YOUNG people are risking their lives by injecting deadly legal highs.

Drugs experts today warned the new trend could cost lives.

Injecting the highs, which mimic the effects of illegal drugs, increases the risk of blood-borne infections, such as HIV and hepatitis, associated with needle sharing.

Teenagers who inject - rather than smoke or swallow pills - also put themselves at a greater risk of overdose.

Katy MacLeod, Scottish Drugs Forum (SDF) National Training and Development Officer, today warned: "Don't start injecting."

Researchers believe injecting is the "most dangerous" way of taking legal highs.

An advice booklet, put together by SDF and NHS bosses, states: "When injecting the effects usually don't last as long, so people tend to inject more often.

"More injecting usually means more harm."

Since they first began to emerge in 2005, each year, the number of legal highs has expanded rapidly

More than 80 new designer drugs were identified last year, compared with 73 the year before, according to new research.

Ms MacLeod said: "Injecting any drug is the most dangerous way of taking it.

"There is a greater risk of overdose.

"Injectors can develop abscesses, ulcers, infections as well as blood borne viruses like hepatitis and HIV.

"The best advice is simple, don't start injecting or if you have started injecting, try an alternative.

"If people are determined to inject, they should make contact with their local needle exchange for information, advice and access to sterile equipment."

A recent report from the European Monitoring Centre for Drugs and Drug Addiction said there was "new evidence" of legal highs being injected.

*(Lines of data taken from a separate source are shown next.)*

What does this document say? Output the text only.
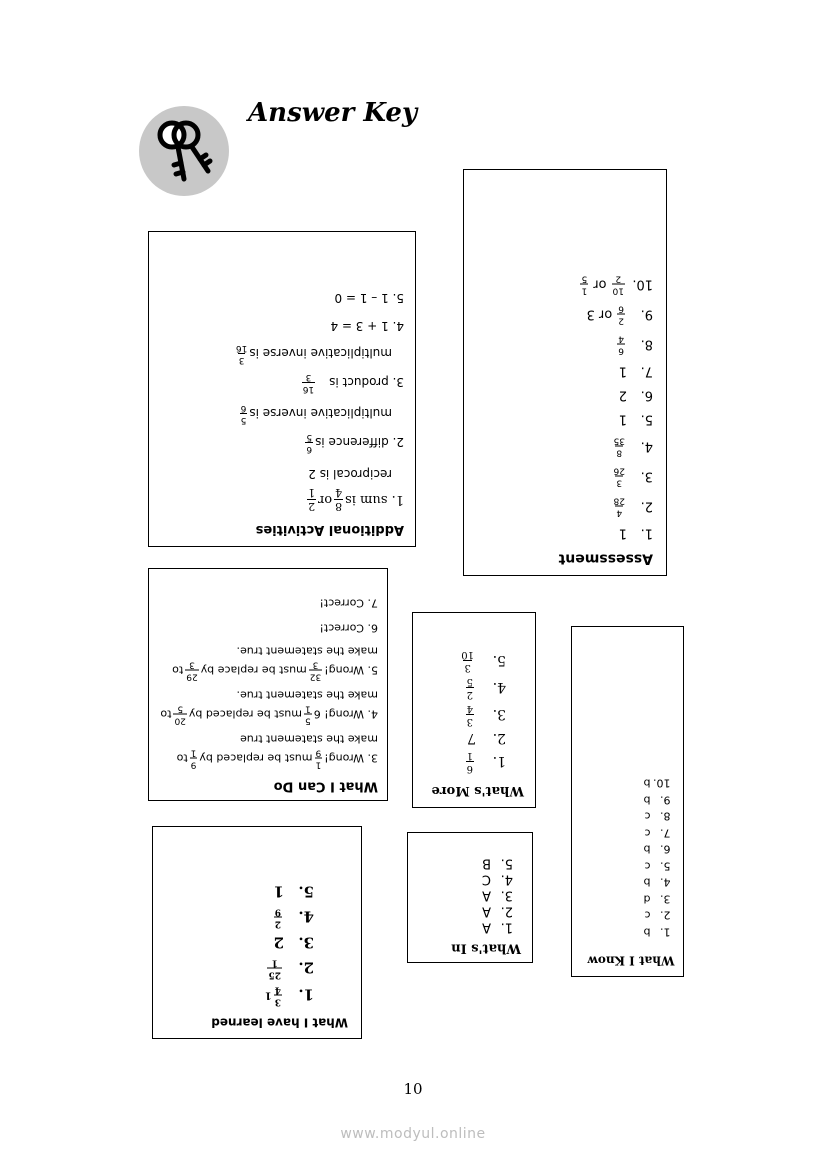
Answer Key
Assessment
1.
1
2.
4
28
3.
3
26
4.
8
35
5.
1
6.
2
7.
1
8.
6
4
9.
2
6
or 3
10.
10
2
or
1
5
Additional Activities
1. sum is
8
4
or
2
1
reciprocal is 2
2. difference is
6
5
multiplicative inverse is
5
6
3. product is
16
3
multiplicative inverse is
3
16
4. 1 + 3 = 4
5. 1 – 1 = 0
What I Can Do
3. Wrong!
1
9
must be replaced by
9
1
to
make the statement true
4. Wrong! 6
5
1
must be replaced by
20
5
to
make the statement true.
5. Wrong!
32
3
must be replace by
29
3
to
make the statement true.
6. Correct!
7. Correct!
What's More
1.
6
1
2.
7
3.
3
4
4.
2
5
5.
3
10
What I Know
1.
b
2.
c
3.
d
4.
b
5.
c
6.
b
7.
c
8.
c
9.
b
10.
b
What's In
1.
A
2.
A
3.
A
4.
C
5.
B
What I have learned
1.
3
4
1
2.
25
1
3.
2
4.
2
9
5.
1
10
www.modyul.online
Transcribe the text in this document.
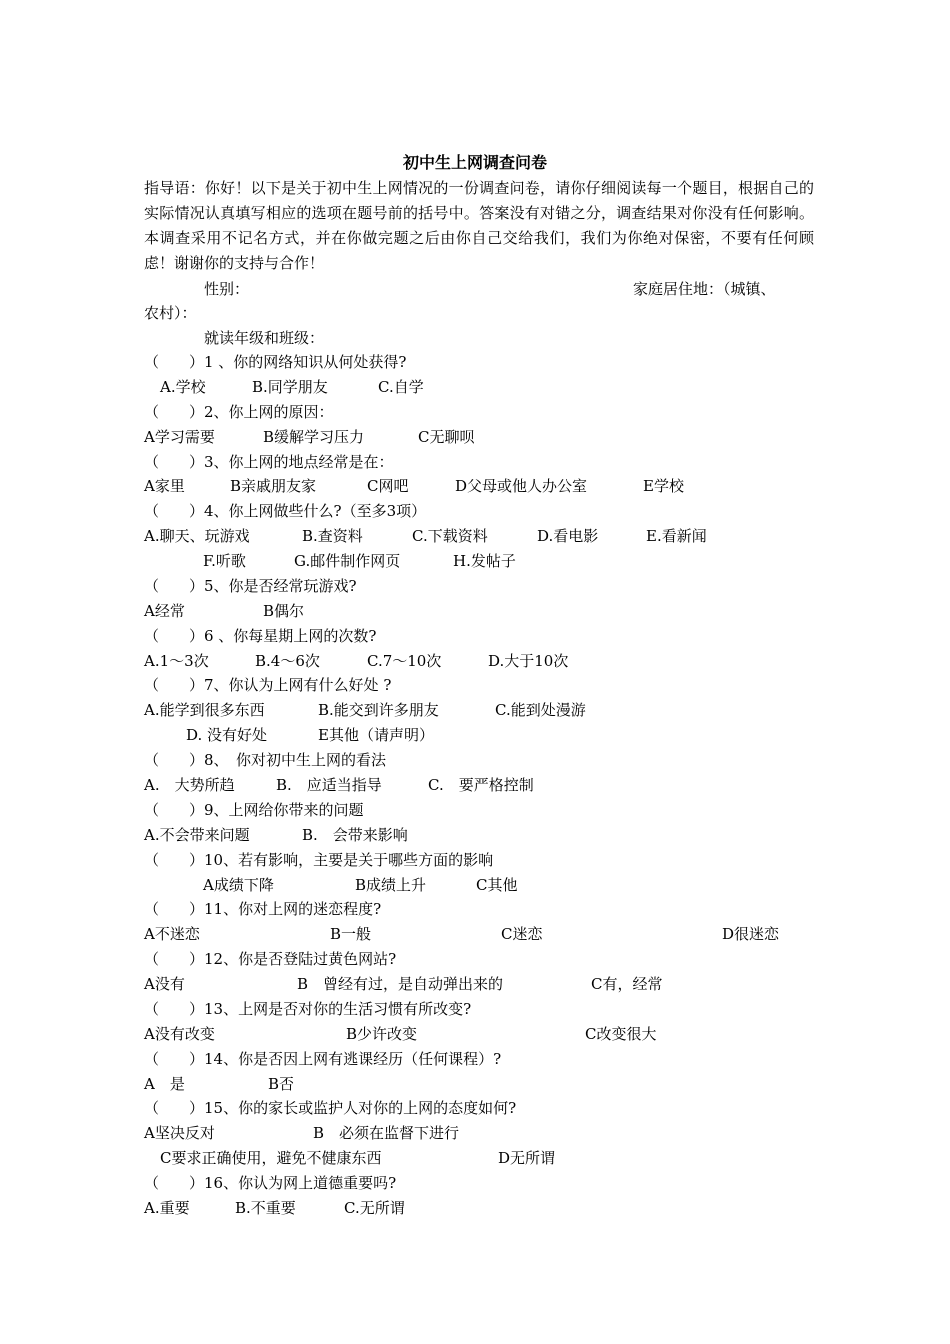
初中生上网调查问卷
指导语：你好！以下是关于初中生上网情况的一份调查问卷，请你仔细阅读每一个题目，根据自己的实际情况认真填写相应的选项在题号前的括号中。答案没有对错之分，调查结果对你没有任何影响。本调查采用不记名方式，并在你做完题之后由你自己交给我们，我们为你绝对保密，不要有任何顾虑！谢谢你的支持与合作！
性别：	家庭居住地：（城镇、
农村）：
就读年级和班级：
（　　）1 、你的网络知识从何处获得?
A.学校	B.同学朋友	C.自学
（　　）2、你上网的原因：
A学习需要	B缓解学习压力	C无聊呗
（　　）3、你上网的地点经常是在：
A家里	B亲戚朋友家	C网吧	D父母或他人办公室	E学校
（　　）4、你上网做些什么?（至多3项）
A.聊天、玩游戏	B.查资料	C.下载资料	D.看电影	E.看新闻
F.听歌	G.邮件制作网页	H.发帖子
（　　）5、你是否经常玩游戏?
A经常	B偶尔
（　　）6 、你每星期上网的次数?
A.1～3次	B.4～6次	C.7～10次	D.大于10次
（　　）7、你认为上网有什么好处 ?
A.能学到很多东西	B.能交到许多朋友	C.能到处漫游
D. 没有好处	E其他（请声明）
（　　）8、　你对初中生上网的看法
A.　大势所趋	B.　应适当指导	C.　要严格控制
（　　）9、上网给你带来的问题
A.不会带来问题	B.　会带来影响
（　　）10、若有影响，主要是关于哪些方面的影响
A成绩下降	B成绩上升	C其他
（　　）11、你对上网的迷恋程度?
A不迷恋	B一般	C迷恋	D很迷恋
（　　）12、你是否登陆过黄色网站?
A没有	B　曾经有过，是自动弹出来的	C有，经常
（　　）13、上网是否对你的生活习惯有所改变?
A没有改变	B少许改变	C改变很大
（　　）14、你是否因上网有逃课经历（任何课程）?
A　是	B否
（　　）15、你的家长或监护人对你的上网的态度如何?
A坚决反对	B　必须在监督下进行
C要求正确使用，避免不健康东西	D无所谓
（　　）16、你认为网上道德重要吗?
A.重要	B.不重要	C.无所谓
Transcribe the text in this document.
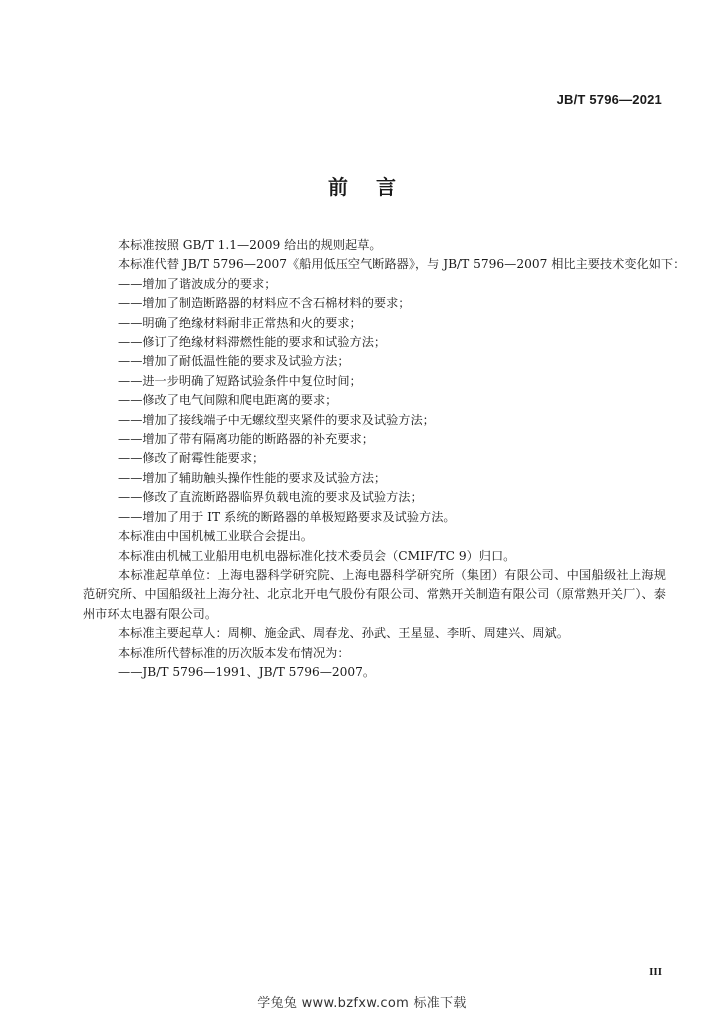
JB/T 5796—2021
前言

本标准按照 GB/T 1.1—2009 给出的规则起草。

本标准代替 JB/T 5796—2007《船用低压空气断路器》，与 JB/T 5796—2007 相比主要技术变化如下：

——增加了谐波成分的要求；

——增加了制造断路器的材料应不含石棉材料的要求；

——明确了绝缘材料耐非正常热和火的要求；

——修订了绝缘材料滞燃性能的要求和试验方法；

——增加了耐低温性能的要求及试验方法；

——进一步明确了短路试验条件中复位时间；

——修改了电气间隙和爬电距离的要求；

——增加了接线端子中无螺纹型夹紧件的要求及试验方法；

——增加了带有隔离功能的断路器的补充要求；

——修改了耐霉性能要求；

——增加了辅助触头操作性能的要求及试验方法；

——修改了直流断路器临界负载电流的要求及试验方法；

——增加了用于 IT 系统的断路器的单极短路要求及试验方法。

本标准由中国机械工业联合会提出。

本标准由机械工业船用电机电器标准化技术委员会（CMIF/TC 9）归口。

本标准起草单位：上海电器科学研究院、上海电器科学研究所（集团）有限公司、中国船级社上海规范研究所、中国船级社上海分社、北京北开电气股份有限公司、常熟开关制造有限公司（原常熟开关厂）、泰州市环太电器有限公司。

本标准主要起草人：周柳、施金武、周春龙、孙武、王星显、李昕、周建兴、周斌。

本标准所代替标准的历次版本发布情况为：

——JB/T 5796—1991、JB/T 5796—2007。

III
学兔兔 www.bzfxw.com 标准下载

The drugs can cause drowsiness, hallucinations, coma, paranoia, seizures and death.

We previously reported how shopkeepers who cash in on the legal high craze are being targeted by police.

Detectives will visit shops across the city , which are permitted to sell the substances by labelling them as "plant food" or "bath salts".

The crackdown was launched after a teenage boy was rushed to hospital on three consecutive days after taking toxic legal highs.

In 2012, there were 36 deaths in Scotland where legal highs were found during the toxicology report - three times the death rate from ecstasy.

Substances sold as legal highs fall outside the UK Government's misuse of drugs laws.